Sehr geehrte Damen und Herren! Sehr geehrte Kollegen! Liebe Zuschauer, vor allem in den alten Bundesländern! Sehr geehrter Herr Präsident! Was wir heute hier debattieren, rührt an den Grundfesten des wiedervereinten Deutschlands. Wir gehen bis dorthin zurück, wo die Einigung beschlossen, organisiert und umgesetzt wurde. Wir reden über die Ereignisse der 1990er-Jahre. Wir reden über die Treuhand, oder genauer: Wir reden über das Trauma der Ostdeutschen.

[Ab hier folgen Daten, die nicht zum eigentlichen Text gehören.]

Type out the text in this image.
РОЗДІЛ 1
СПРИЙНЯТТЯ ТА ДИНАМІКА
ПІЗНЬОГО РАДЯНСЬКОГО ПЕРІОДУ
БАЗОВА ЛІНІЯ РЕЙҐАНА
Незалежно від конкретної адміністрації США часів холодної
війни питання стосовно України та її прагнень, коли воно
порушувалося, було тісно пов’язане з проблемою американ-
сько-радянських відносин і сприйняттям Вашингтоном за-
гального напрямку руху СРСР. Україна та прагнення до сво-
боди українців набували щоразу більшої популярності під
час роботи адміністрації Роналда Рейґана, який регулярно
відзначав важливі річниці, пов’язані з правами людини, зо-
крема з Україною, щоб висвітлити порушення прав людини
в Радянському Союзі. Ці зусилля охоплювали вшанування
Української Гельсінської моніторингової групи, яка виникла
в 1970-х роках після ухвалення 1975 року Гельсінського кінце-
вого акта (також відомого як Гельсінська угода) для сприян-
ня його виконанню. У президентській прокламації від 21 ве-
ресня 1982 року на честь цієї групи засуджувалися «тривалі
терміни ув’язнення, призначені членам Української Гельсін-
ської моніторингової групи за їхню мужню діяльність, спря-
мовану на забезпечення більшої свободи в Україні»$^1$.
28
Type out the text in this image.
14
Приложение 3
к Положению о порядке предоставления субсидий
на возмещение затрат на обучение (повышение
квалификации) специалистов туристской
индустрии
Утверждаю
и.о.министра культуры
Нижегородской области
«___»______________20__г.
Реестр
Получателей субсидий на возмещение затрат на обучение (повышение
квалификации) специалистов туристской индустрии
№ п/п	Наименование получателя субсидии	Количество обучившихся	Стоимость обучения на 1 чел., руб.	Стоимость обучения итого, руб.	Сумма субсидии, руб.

Meine Damen und Herren, die Arbeit der Treuhand hat tiefe Wunden in die ostdeutsche Seele gerissen. Ich weiß, dass gerade viele Westdeutsche hier im Hause geneigt sind, uns Ost- und Mitteldeutschen in dieser Frage Weinerlichkeit vorzuwerfen. Aber ich sage Ihnen: Für das, was die Treuhand bei uns angerichtet hat, ist keine Träne zu viel vergossen worden. 4 000 Firmen liquidiert, von 4 Millionen Arbeitsplätzen im Jahr 1990 blieben 1994 gerade mal 1,5 Millionen, Privatisierungserlöse: 60 Milliarden D‑Mark, eingesetzt: 300 Milliarden D‑Mark – ich sage Ihnen: Jedes DDR-Kombinat hätte besser gewirtschaftet.
Herr Kollege Rehberg, Sie haben über die Missstände gesprochen. Aber warum wehren sich so viele Damen und Herren hier im Hohen Haus, endlich auch die Misswirtschaft der Treuhand aufzudecken? Warum fehlt Ihnen da der Mumm? Gibt es einen Grund, über den Sie nicht reden wollen, oder was? Wir wollen einfach wissen: Warum hat die Treuhandanstalt so mies gewirtschaftet?
Meine Damen und Herren, kein Geringerer als der frühere Präsident des renommierten Münchener ifo-Instituts, Hans-Werner Sinn, schrieb sinngemäß: Die Ostdeutschen haben die Einheit mit ihrem Volksvermögen bezahlt. – Genau darum geht es. Herr Rehberg, hören Sie zu: Die DDR war pleite – das stimmt –, sie war aber nicht wertlos. In Ostdeutschland lebten damals 16 Millionen Menschen, denen diese Werte gehörten. 1990 hatte eine Gruppe um den Potsdamer Physiker und Bürgerrechtler Gerd Gebhardt eine Idee. Sie wollte jedem DDR-Bürger ein Sechzehnmillionstel des DDR-Volksvermögens übertragen. Der Runde Tisch stimmte diesem Plan einstimmig zu. Die Regierung Modrow hat den Plan nicht umgesetzt. Warum? Warum wurden die Bürger um ihren Anteil am Volksvermögen betrogen? Das ist eine der zentralen Fragen, die zu klären sind. Was heißt das für den von uns geforderten Untersuchungsausschuss? Wir müssen über den Verlust von Millionen Industriearbeitsplätzen reden. Wir müssen über die Familien reden, die plötzlich durch Arbeitslosigkeit ins soziale Elend gerutscht sind. Wir müssen über die Familien reden, die auseinandergerissen wurden, weil Vater oder Mutter erst Hunderte Kilometer entfernt, im Westen, eine Arbeit fanden.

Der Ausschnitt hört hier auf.